Escrevia cartas, poemas, poesias, bilhetinhos e sempre faltava coragem para dizer a verdade. Naquela noite festiva tomei coragem, devidamente trajado, inundado de uma coragem nunca vista antes. Tinha resolvido que naquela noite daria o primeiro beijo da minha vida e seria perfeito, como nos filmes e livros.

Chamei-a para um canto e lhe disse que tinha uma coisa super importante para dizer. “Que foi, fala logo, tou ocupada”, “É que, eu....queria, é....hããããã....tipo....” - Minha mente dizia aos berros dentro da minha cabeça “ Seu estúpido, idiota, animalzinho desgraçado....Cala boca, pára de falar aos menos uma vez na vida, seja homem, isso não é hora pra romantismo, cala boca e beija logo ela” - . Respirei fundo, fechei os olhos e inclinei o corpo.


O beijo passou reto, batido, sem rumo algum. No momento não entendi o que havia acontecido. Abri os olhos e me dei conta que ela havia desviado o rosto. “cê Ta louco? tu pensa que ta fazendo o que?”. Só depois de três dias consegui soltar a primeira palavra. Naquela noite, meu chapéu de cowboy me impediu de chorar


21 anos, mais um dia desperdiçado em uma sala de aula.
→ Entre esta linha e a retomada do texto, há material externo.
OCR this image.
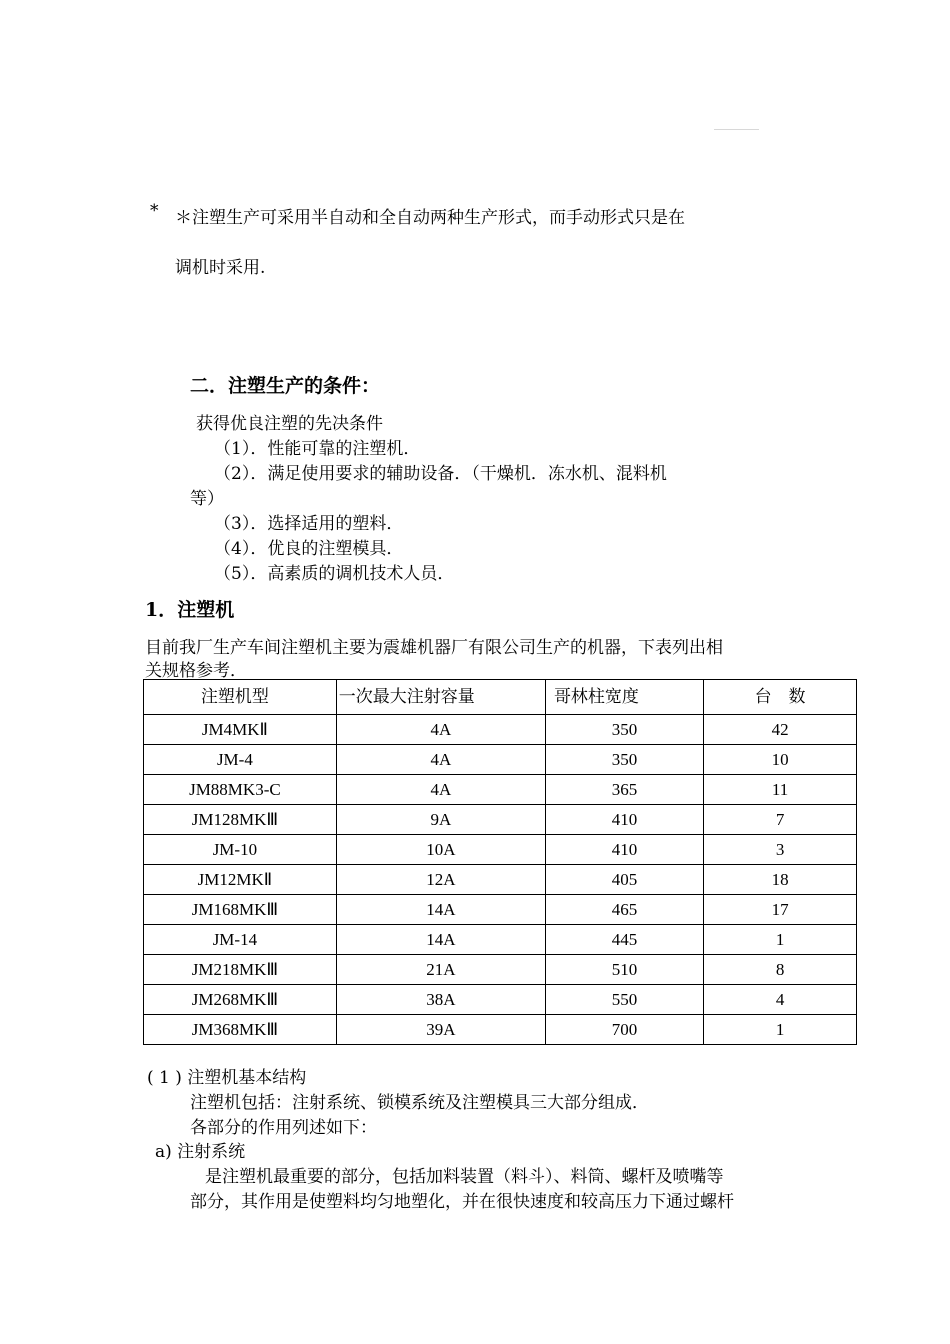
* ＊注塑生产可采用半自动和全自动两种生产形式，而手动形式只是在
调机时采用.
二．注塑生产的条件：
获得优良注塑的先决条件
（1）．性能可靠的注塑机．
（2）．满足使用要求的辅助设备．（干燥机．冻水机、混料机
等）
（3）．选择适用的塑料．
（4）．优良的注塑模具．
（5）．高素质的调机技术人员．
1．注塑机
目前我厂生产车间注塑机主要为震雄机器厂有限公司生产的机器，下表列出相
关规格参考．
注塑机型	一次最大注射容量	哥林柱宽度	台　数
JM4MKⅡ	4A	350	42
JM-4	4A	350	10
JM88MK3-C	4A	365	11
JM128MKⅢ	9A	410	7
JM-10	10A	410	3
JM12MKⅡ	12A	405	18
JM168MKⅢ	14A	465	17
JM-14	14A	445	1
JM218MKⅢ	21A	510	8
JM268MKⅢ	38A	550	4
JM368MKⅢ	39A	700	1
( 1 ) 注塑机基本结构
注塑机包括：注射系统、锁模系统及注塑模具三大部分组成．
各部分的作用列述如下：
a) 注射系统
是注塑机最重要的部分，包括加料装置（料斗）、料筒、螺杆及喷嘴等
部分，其作用是使塑料均匀地塑化，并在很快速度和较高压力下通过螺杆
Eis que uma moça entra na sala e avisa sobre uma palestra que seria ministrada no auditório central. “ótimo, ao menos lá, as cadeiras são confortáveis, vou aproveitar e tirar um cochilo”. Ao chegar no auditório escolhi o lugar com menos concentração de pessoas, o mais afastado possível dos outros estudantes. Quando já estava confortavelmente esticado em uma das cadeiras, um grupo de 5 ou 6 meninas sentou ao meu lado. Elas falavam alto, riam de tudo, levantavam a todo o momento, eram escandalosas e se portavam feito macacos. 30 segundos daquilo foi o suficiente para eu começasse a desejar a morte de qualquer uma delas.
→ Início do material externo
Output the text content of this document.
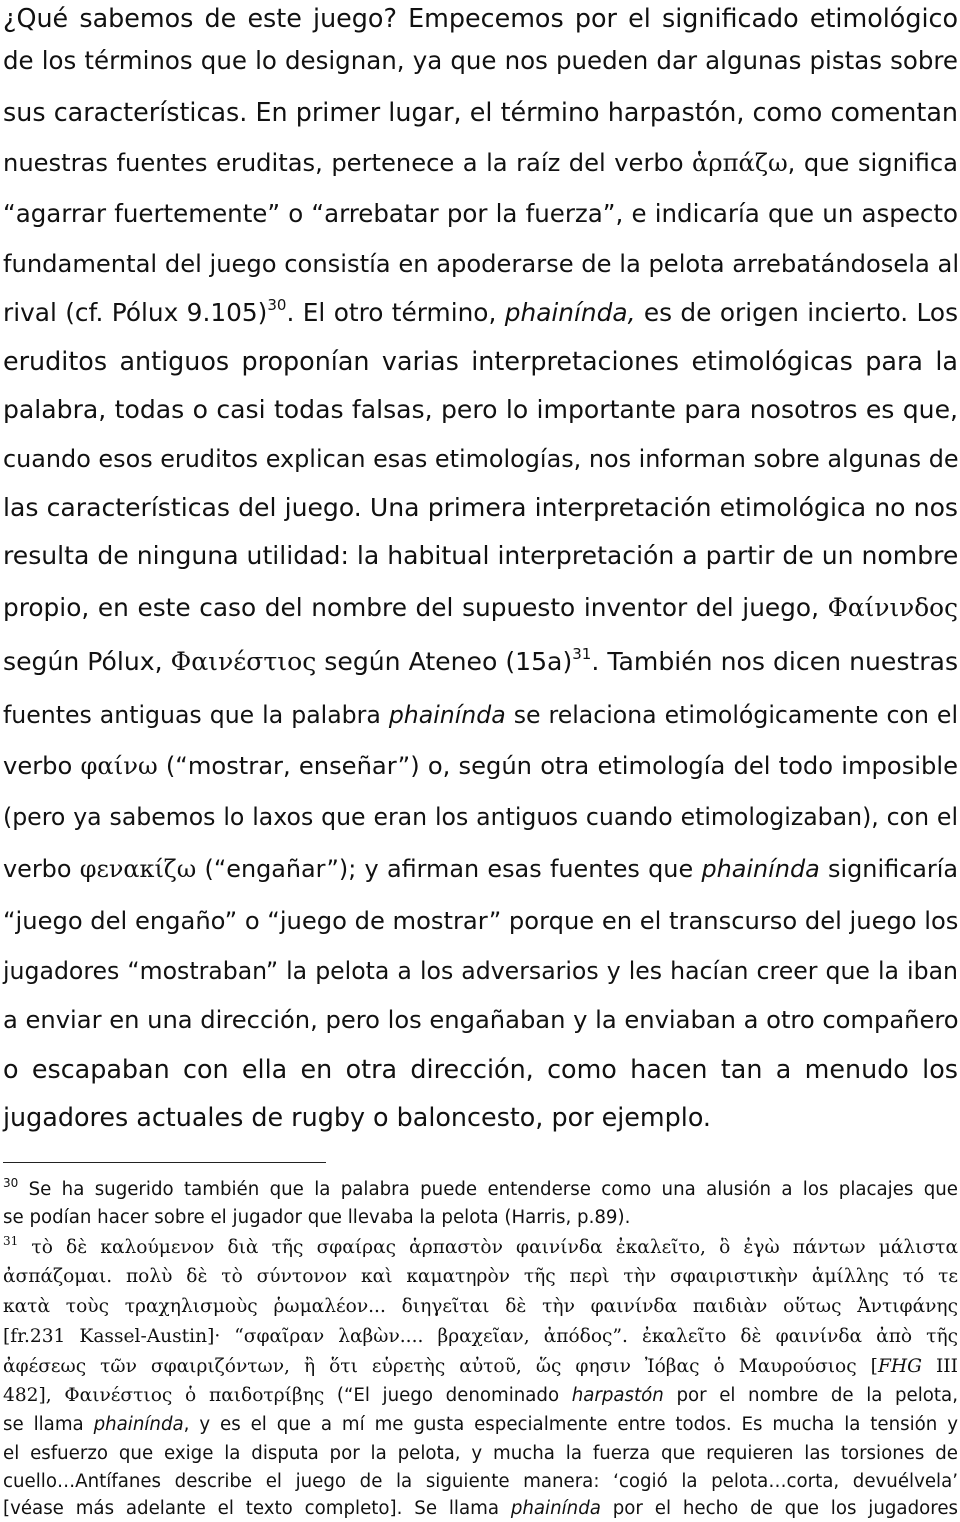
¿Qué sabemos de este juego? Empecemos por el significado etimológico
de los términos que lo designan, ya que nos pueden dar algunas pistas sobre
sus características. En primer lugar, el término harpastón, como comentan
nuestras fuentes eruditas, pertenece a la raíz del verbo ἁρπάζω, que significa
“agarrar fuertemente” o “arrebatar por la fuerza”, e indicaría que un aspecto
fundamental del juego consistía en apoderarse de la pelota arrebatándosela al
rival (cf. Pólux 9.105)$^{30}$. El otro término, phainínda, es de origen incierto. Los
eruditos antiguos proponían varias interpretaciones etimológicas para la
palabra, todas o casi todas falsas, pero lo importante para nosotros es que,
cuando esos eruditos explican esas etimologías, nos informan sobre algunas de
las características del juego. Una primera interpretación etimológica no nos
resulta de ninguna utilidad: la habitual interpretación a partir de un nombre
propio, en este caso del nombre del supuesto inventor del juego, Φαίνινδος
según Pólux, Φαινέστιος según Ateneo $(15a)^{31}$. También nos dicen nuestras
fuentes antiguas que la palabra phainínda se relaciona etimológicamente con el
verbo φαίνω (“mostrar, enseñar”) o, según otra etimología del todo imposible
(pero ya sabemos lo laxos que eran los antiguos cuando etimologizaban), con el
verbo φενακίζω (“engañar”); y afirman esas fuentes que phainínda significaría
“juego del engaño” o “juego de mostrar” porque en el transcurso del juego los
jugadores “mostraban” la pelota a los adversarios y les hacían creer que la iban
a enviar en una dirección, pero los engañaban y la enviaban a otro compañero
o escapaban con ella en otra dirección, como hacen tan a menudo los
jugadores actuales de rugby o baloncesto, por ejemplo.
$^{30}$ Se ha sugerido también que la palabra puede entenderse como una alusión a los placajes que
se podían hacer sobre el jugador que llevaba la pelota (Harris, p.89).
$^{31}$ τὸ δὲ καλούμενον διὰ τῆς σφαίρας ἁρπαστὸν φαινίνδα ἐκαλεῖτο, ὃ ἐγὼ πάντων μάλιστα
ἀσπάζομαι. πολὺ δὲ τὸ σύντονον καὶ καματηρὸν τῆς περὶ τὴν σφαιριστικὴν ἁμίλλης τό τε
κατὰ τοὺς τραχηλισμοὺς ῥωμαλέον... διηγεῖται δὲ τὴν φαινίνδα παιδιὰν οὕτως Ἀντιφάνης
[fr.231 Kassel-Austin]· “σφαῖραν λαβὼν.... βραχεῖαν, ἀπόδος”. ἐκαλεῖτο δὲ φαινίνδα ἀπὸ τῆς
ἀφέσεως τῶν σφαιριζόντων, ἢ ὅτι εὑρετὴς αὐτοῦ, ὥς φησιν Ἰόβας ὁ Μαυρούσιος [FHG III
482], Φαινέστιος ὁ παιδοτρίβης (“El juego denominado harpastón por el nombre de la pelota,
se llama phainínda, y es el que a mí me gusta especialmente entre todos. Es mucha la tensión y
el esfuerzo que exige la disputa por la pelota, y mucha la fuerza que requieren las torsiones de
cuello…Antífanes describe el juego de la siguiente manera: ‘cogió la pelota…corta, devuélvela’
[véase más adelante el texto completo]. Se llama phainínda por el hecho de que los jugadores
Para piorar o dia, uma delas puxou conversa comigo. Ela dizia coisas desconexas, falava rápido demais, sorria demais, cuspia no meu olho, fazia comentários desagradáveis e insistia em dizer coisas que obviamente não me interessavam. Em meus pensamentos, pedia a Deus para morrer, tudo bem se fosse uma morte lenta e dolorosa, só queria que ele me tirasse daquela situação. Com 5 minutos de conversa, eu já sabia toda a sua vida acadêmica, amorosa, do seu ex-namorado Gilberto, de como suas férias na disney foram divertidas e de como do alto dos seus 14 anos ela já era totalmente “madura”. Eu só sustentava um sorriso amarelo de canto de banco e dizia “ãh-ram”.


Então a mais brilhante das idéias me ocorreu. Tirei do bolso da mochila um cigarro e um isqueiro. “você não pode fumar aqui, tem ar-condicionado”, “é, eu sei”. Traguei profundamente o cigarro e despejei a fumaça toda nela. Sei que foi maldade, mas funcionou. Ela quase que instantaneamente mudou de lugar. Ela e seu grupinho.Depois disso fiquei rindo sozinho. Era uma menina bem bonita, mas não tenho mais ânimo para essas coisas. Estou aposentado de toda essa besteira. O cigarro é como minha barba mal feita, serve para meu rosto não aparecer tanto e para interromper esse vício, primeiro teria que curar minha amargura. Após meu “quase-primeiro-beijo”, disse a mim mesmo que depois daquele episódio seria uma pessoa melhor. Péssima profecia: hoje sou muito, muito pior.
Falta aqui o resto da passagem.